In the wake of increased attacks against Asians and Asian Americans in the U.S., Lui has also spoken out about his own father's experience getting pushed to the ground a few years earlier in an op-ed for the San Francisco Chronicle. ”We have seen, unfortunately, during the viral pandemic, folks that are not considerate of others," he told Craig.
"We have seen people that when we talk about racial strife, looking at the color of a person's skin, and deciding to treat them less than human, because they can't see that they are very human. That's selfish. We have seen shootings and individuals that are using hate and violence ... it is a time for us to figure out how to stop all this stuff.”
Lessons learned
Throughout his father's Alzheimer's journey, Lui has learned that he has grown in unexpected ways. “He was just really honest with his sickness. He was very open to vulnerability, which I thought was a great lesson to me personally, because that was not the same Stephen Lui that I knew growing up. And as he went through this process early on, before he started to forget stuff, that was what he was showing me.”
Lui added, "I think he taught me to think about who I am, as I've talked to you about this caregiving journey. And it's led to a book that I would have never, in my wildest dreams, have thought of even starting ... in the book, I really show how I have basically goofed up over the years, and how I can be vulnerable too because being vulnerable is part of being selfless."

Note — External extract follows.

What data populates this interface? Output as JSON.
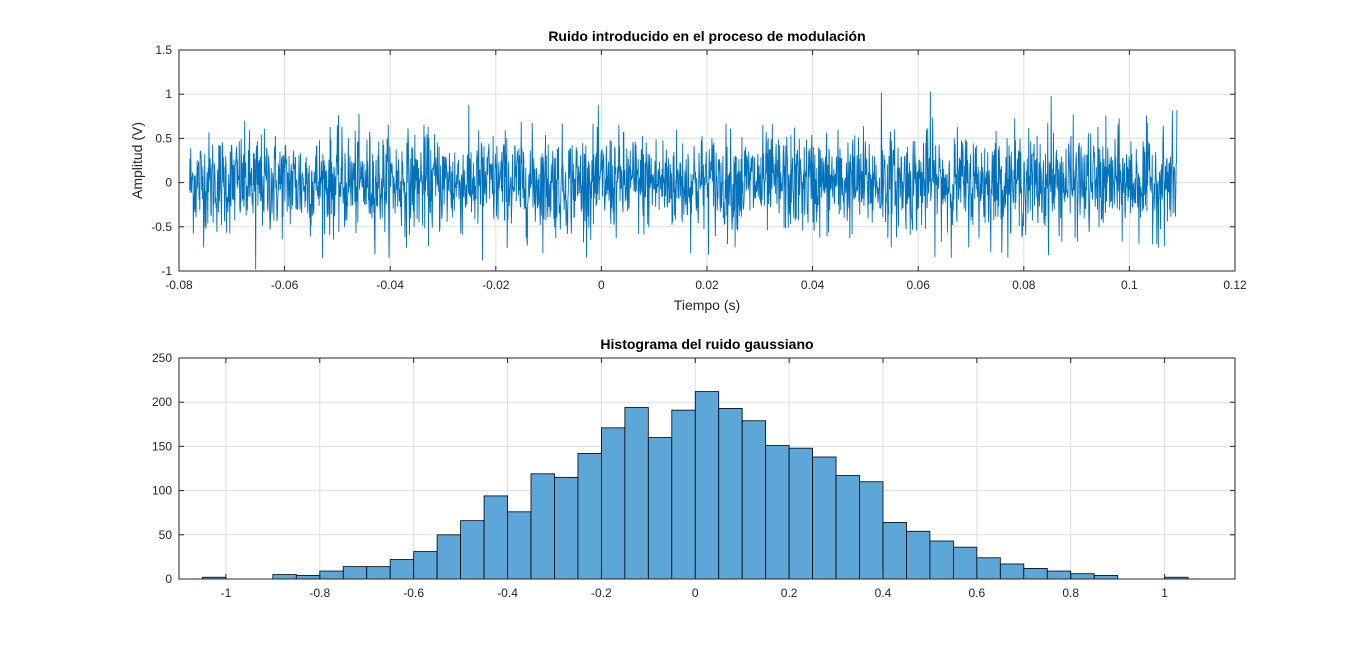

Lui's decision to care for his father has changed the way he lives his life — selflessly — something he hopes others can do, too. "We make a conscious decision about every 15 minutes. And if we can just once a day, 'I'm going to go get lunch. I am going to call somebody.' How do I add a selfless notion to that? So I would say, once a day, think of doing something a little different."
Lui said his father is still fighting the good fight and he’ll remain at his side as long as it takes.
"Enough About Me," published by Zondervan, will be released Tuesday.